Shares of Citigroup (NYSE: C) were down as much as 5% on Friday afternoon on investor fears that falling bond yields and the potential for a slowing economy will eat into results. Citi also faced some company-specific issues with its Asian equity group that weighed on shares.
Bank stocks including Citigroup were under pressure on Friday after the Federal Reserve indicated that it intends to take a more cautious approach on interest rates due to fears of economic weakness. The comments led to a rally in bond prices and resulted in the yield on a two-year Treasury bond rising above the yield on a 10-year, a so-called inverted yield curve.
If history is a guide, an inverted yield curve is an indicator that a recession is on the horizon. Inverted yield curves also make lending less lucrative for banks.
Citi said Friday morning that it has ousted eight equity traders in Hong Kong and suspended three others after an internal investigation. Citi is one of the most international of the U.S. banks, deriving 40% of consumer banking revenue from outside of the U.S., and it can ill-afford to see its reputation take a hit in Asia.

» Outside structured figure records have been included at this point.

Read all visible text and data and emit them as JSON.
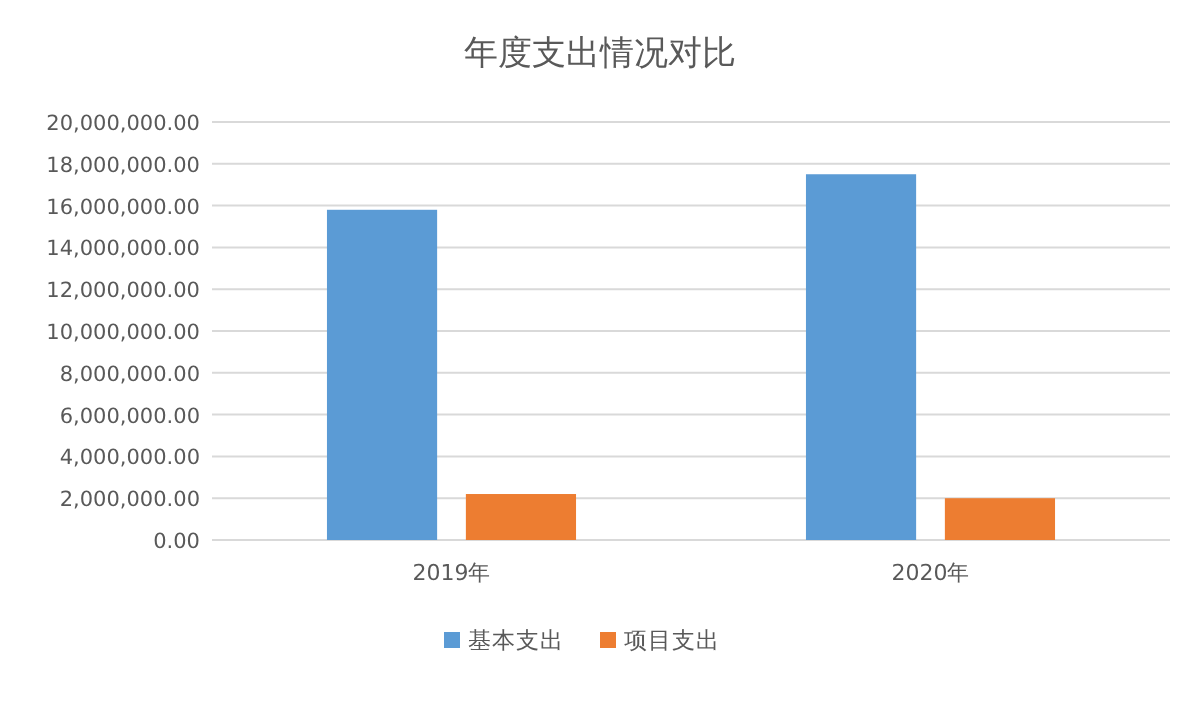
{
  "chart_data": {
    "type": "bar",
    "title": "年度支出情况对比",
    "categories": [
      "2019年",
      "2020年"
    ],
    "series": [
      {
        "name": "基本支出",
        "color": "#5b9bd5",
        "values": [
          15800000,
          17500000
        ]
      },
      {
        "name": "项目支出",
        "color": "#ed7d31",
        "values": [
          2200000,
          2000000
        ]
      }
    ],
    "ylim": [
      0,
      20000000
    ],
    "yticks": [
      {
        "value": 0,
        "label": "0.00"
      },
      {
        "value": 2000000,
        "label": "2,000,000.00"
      },
      {
        "value": 4000000,
        "label": "4,000,000.00"
      },
      {
        "value": 6000000,
        "label": "6,000,000.00"
      },
      {
        "value": 8000000,
        "label": "8,000,000.00"
      },
      {
        "value": 10000000,
        "label": "10,000,000.00"
      },
      {
        "value": 12000000,
        "label": "12,000,000.00"
      },
      {
        "value": 14000000,
        "label": "14,000,000.00"
      },
      {
        "value": 16000000,
        "label": "16,000,000.00"
      },
      {
        "value": 18000000,
        "label": "18,000,000.00"
      },
      {
        "value": 20000000,
        "label": "20,000,000.00"
      }
    ],
    "grid": "y",
    "legend": "bottom"
  }
}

It's worth noting that even after Friday's decline, shares of Citi are still up 17% year to date and 40% over the past three years. While safeguards are in place that should hopefully prevent a repeat of the 2008 crisis that almost drove Citigroup out of business, the risk of increasing economic headwinds that could stunt bank growth and further pressure shares is significant.
Given the amount of uncertainty on the horizon, it's a dangerous time to go bargain hunting.